Thomson's best poetry has been validated by time. Approbation was forthcoming from William Rossetti and George Eliot, the latter praising its 'distinct vision and grand utterance'. Thomson entered the outer orbit of literary society, a strange satellite who brightened the soirees held by Ford Maddox Brown and Rossetti. The latter recalled a pleasant 'minor man of business with literary tastes' on whose face rested 'something of a permanently pained expression, along with a settled half- smile, caustic but not cynical . . . adopted as part of his attitude towards the world.'

The roots of his restlessness and melancholia seem in part to have been transplanted from his childhood; his solitude of mind engendered by his mother's entanglement with religion, and a carapace of emotional reserve by his much-loved sister's early death. But the relationship between his mother's theology and Thomson's own fraught psychology remains unexplored.

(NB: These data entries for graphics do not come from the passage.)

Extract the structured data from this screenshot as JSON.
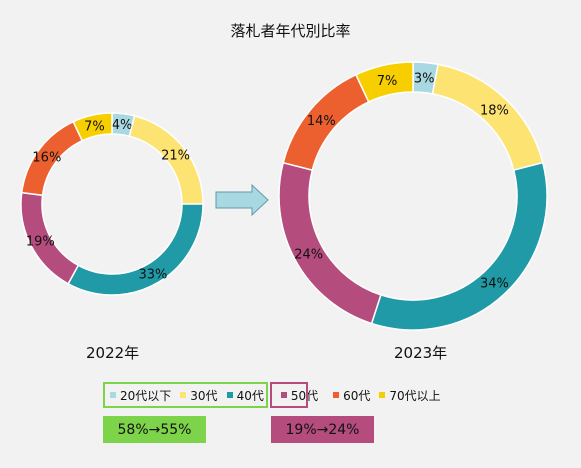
{
  "chart_data": {
    "type": "donut",
    "title": "落札者年代別比率",
    "legend": {
      "placement": "bottom",
      "items": [
        {
          "label": "20代以下",
          "color": "#a8d8e2"
        },
        {
          "label": "30代",
          "color": "#fde372"
        },
        {
          "label": "40代",
          "color": "#1f9aa6"
        },
        {
          "label": "50代",
          "color": "#b44c7d"
        },
        {
          "label": "60代",
          "color": "#ec6030"
        },
        {
          "label": "70代以上",
          "color": "#f7cf00"
        }
      ]
    },
    "charts": [
      {
        "name": "2022年",
        "categories": [
          "20代以下",
          "30代",
          "40代",
          "50代",
          "60代",
          "70代以上"
        ],
        "values": [
          4,
          21,
          33,
          19,
          16,
          7
        ],
        "data_labels": [
          "4%",
          "21%",
          "33%",
          "19%",
          "16%",
          "7%"
        ]
      },
      {
        "name": "2023年",
        "categories": [
          "20代以下",
          "30代",
          "40代",
          "50代",
          "60代",
          "70代以上"
        ],
        "values": [
          3,
          18,
          34,
          24,
          14,
          7
        ],
        "data_labels": [
          "3%",
          "18%",
          "34%",
          "24%",
          "14%",
          "7%"
        ]
      }
    ]
  },
  "annotations": {
    "group_green_text": "58%→55%",
    "group_pink_text": "19%→24%",
    "group_green_color": "#7dd44a",
    "group_pink_color": "#b44c7d",
    "arrow_color": "#a8d8e2"
  }
}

Paradoxically, this book brims over with life when pursuing Thomson's death. Leonard depicts a sad disintegration into a mess of booze, depression, petty theft, a short spell in jail and ultimate homelessness before a rotted, haemorrhaging bowel took its toll in June 1882.

Leonard's sensitive, shrewd arrangement of these disclosures, and his sense of narrative and drama join to tantalise and suggest the scale and scope of the tale untold. Perhaps he is anxious not to read into Thomson's life - and rightly so - what may not be there; but one is left puzzling over the pieces, seeking the heart of Thomson's existence. This puzzle echoes Thomson's avowal that making art was a compensatory activity, but the corners of his mind lie unfathomed still.